I have tried a few of the varieties offered and the Monks Bread (www.monksbread.com) white bread is unlike any other white bread available. The bread is tender and soft and has a unique flavor. In addition to their white bread, the monks also bake wheat wholegrain, multigrain with flax seed, Genesse rye with caraway seeds, sunflower with rolled oats, maple cinnamon and raisin cinnamon. During the holidays the monks also make a fantastic holiday bread, fruit & berry and 20 grain with golden raisins.
The homemade cakes are delicious. They bake six different varieties: cranberry orange cake, chocolate chip cake with or without whiskey, blueberry cake with our without whiskey, date nut whiskey cake, brownies with walnuts and monk’s fruitcake with or without whiskey. And surprisingly, regardless what is generally thought about fruitcake, the monks’ fruitcake is delicious. The monks’ make their fruitcake in a 10-ounce square, a 2-pound oblong and a 2-pound cake in a decorative tin and either with rum or without. These cakes are definitely a must-try.
Located about 14 miles west of Charlottesville, Virginia is the town of Crozet. Nestled in the foothills of the Blue Ridge Mountains this town, population: 5,565, is home to a simple, yet beautiful, red brick monastery. The monastery belongs to an order of Trappist nuns – Our Lady of the Angels. Down the hill from the Abbey, next to rolling pastures of farmland, is a red and white barn where these Trappist nuns make some of the most delicious and creamy Dutch-style Gouda cheese you will ever taste.

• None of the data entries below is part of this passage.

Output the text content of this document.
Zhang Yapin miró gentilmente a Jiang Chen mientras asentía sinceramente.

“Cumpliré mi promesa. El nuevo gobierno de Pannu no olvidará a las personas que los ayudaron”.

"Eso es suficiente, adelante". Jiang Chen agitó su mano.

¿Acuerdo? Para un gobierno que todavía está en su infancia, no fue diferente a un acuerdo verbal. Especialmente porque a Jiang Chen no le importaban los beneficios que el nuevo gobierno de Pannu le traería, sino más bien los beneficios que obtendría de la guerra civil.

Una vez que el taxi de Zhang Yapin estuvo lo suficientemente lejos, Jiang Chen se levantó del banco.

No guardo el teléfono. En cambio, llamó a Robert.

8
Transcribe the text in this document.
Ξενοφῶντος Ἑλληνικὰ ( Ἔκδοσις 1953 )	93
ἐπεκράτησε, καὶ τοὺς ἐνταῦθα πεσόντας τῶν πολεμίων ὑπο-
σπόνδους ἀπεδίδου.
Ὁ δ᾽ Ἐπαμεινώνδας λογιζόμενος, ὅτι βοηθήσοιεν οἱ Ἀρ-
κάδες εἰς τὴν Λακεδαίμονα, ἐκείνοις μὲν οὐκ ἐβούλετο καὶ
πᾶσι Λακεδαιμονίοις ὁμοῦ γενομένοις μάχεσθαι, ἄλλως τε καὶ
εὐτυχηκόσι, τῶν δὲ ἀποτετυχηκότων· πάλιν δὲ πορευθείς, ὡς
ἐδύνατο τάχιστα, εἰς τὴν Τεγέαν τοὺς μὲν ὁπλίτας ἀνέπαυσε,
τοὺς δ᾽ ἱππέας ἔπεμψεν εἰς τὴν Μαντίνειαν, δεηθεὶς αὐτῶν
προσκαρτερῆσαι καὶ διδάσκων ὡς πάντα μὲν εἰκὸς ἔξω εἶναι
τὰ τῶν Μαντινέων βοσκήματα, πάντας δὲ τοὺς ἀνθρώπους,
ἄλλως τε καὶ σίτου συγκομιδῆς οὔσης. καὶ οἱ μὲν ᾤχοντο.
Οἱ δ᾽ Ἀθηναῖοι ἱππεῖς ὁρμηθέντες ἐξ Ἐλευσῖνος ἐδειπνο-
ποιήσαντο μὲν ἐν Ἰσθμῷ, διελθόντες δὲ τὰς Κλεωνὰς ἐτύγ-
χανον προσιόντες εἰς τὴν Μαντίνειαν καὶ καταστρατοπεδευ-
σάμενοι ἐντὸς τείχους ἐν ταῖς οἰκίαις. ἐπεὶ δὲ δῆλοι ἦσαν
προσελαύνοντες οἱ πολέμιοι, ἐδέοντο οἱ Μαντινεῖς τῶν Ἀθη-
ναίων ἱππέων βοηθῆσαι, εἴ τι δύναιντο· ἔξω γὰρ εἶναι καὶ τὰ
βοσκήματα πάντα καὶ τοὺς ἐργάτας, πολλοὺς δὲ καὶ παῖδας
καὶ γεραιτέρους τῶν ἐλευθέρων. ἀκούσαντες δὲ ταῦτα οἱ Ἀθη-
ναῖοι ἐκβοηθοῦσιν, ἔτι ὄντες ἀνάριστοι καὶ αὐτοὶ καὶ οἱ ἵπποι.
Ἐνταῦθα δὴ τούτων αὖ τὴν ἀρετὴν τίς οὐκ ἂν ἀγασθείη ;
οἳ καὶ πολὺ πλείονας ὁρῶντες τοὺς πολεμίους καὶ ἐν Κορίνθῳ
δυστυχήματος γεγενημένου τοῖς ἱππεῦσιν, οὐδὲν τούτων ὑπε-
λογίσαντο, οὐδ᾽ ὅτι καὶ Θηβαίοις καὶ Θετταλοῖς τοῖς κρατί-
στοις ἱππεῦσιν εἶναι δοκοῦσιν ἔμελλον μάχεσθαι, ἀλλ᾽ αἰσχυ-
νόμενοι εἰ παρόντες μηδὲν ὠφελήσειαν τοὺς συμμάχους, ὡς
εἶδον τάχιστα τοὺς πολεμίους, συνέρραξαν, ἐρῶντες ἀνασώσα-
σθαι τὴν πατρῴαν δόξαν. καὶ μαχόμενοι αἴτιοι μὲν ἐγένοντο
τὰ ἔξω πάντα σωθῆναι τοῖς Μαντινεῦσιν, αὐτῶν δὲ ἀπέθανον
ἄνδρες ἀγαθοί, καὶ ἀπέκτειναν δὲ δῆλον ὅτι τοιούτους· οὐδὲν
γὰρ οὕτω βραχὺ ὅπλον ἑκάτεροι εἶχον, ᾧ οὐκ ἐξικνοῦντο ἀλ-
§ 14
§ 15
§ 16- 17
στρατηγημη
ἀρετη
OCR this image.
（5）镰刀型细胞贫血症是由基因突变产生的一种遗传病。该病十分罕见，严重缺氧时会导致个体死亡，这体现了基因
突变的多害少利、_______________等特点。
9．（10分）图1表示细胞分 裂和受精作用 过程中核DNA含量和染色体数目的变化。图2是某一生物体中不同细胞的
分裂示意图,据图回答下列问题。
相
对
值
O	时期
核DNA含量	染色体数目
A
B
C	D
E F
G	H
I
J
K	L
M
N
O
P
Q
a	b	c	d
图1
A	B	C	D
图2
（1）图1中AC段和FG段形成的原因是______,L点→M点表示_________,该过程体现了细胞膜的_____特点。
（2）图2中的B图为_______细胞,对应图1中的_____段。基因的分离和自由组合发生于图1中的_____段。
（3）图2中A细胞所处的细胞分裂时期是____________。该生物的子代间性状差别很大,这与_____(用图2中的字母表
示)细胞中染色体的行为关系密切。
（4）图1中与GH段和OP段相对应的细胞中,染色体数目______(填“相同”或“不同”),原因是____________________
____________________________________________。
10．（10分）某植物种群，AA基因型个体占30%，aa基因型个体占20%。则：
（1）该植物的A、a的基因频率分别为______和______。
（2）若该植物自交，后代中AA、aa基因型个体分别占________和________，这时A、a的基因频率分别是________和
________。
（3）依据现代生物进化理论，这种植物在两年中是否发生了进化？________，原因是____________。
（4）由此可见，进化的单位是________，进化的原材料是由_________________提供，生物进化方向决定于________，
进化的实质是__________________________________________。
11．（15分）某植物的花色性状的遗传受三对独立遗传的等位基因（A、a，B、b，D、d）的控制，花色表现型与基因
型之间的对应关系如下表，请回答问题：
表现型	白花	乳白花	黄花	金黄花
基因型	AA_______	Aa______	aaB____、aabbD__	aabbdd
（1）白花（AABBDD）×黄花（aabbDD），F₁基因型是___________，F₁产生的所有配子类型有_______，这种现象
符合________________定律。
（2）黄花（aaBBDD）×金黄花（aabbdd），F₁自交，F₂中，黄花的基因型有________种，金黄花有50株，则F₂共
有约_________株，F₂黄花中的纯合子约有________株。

Since 1990, the Our Lady of the Angels (www.olamonastery.org), like the other orders, has been making this fantastic cheese to help them remain self-sufficient. The nuns follow traditional Dutch methods when making this delicious Gouda cheese.
Their cheese culture is shipped fresh from Wisconsin. According to their website, the Grade A milk, from grain-fed cows, is purchased through Dairy Farmers of America. The cheese curds are cut by hand, packed in forms and pressed. The wheels are immersed in a salt brine then cured. Prior to shipping, the nuns dip each wheel of Gouda in a protective red wax coating. The result, when all is said and done, is a semi-soft, mild and mellow Dutch-style 2-pound wheel of Gouda goodness.
Regardless of your religious persuasion (or not) these and many other delicious foods made by religious orders, not to be left out Mystic Monk Coffee and Trappistine Candy are a gastronomical pilgrimage waiting to be had.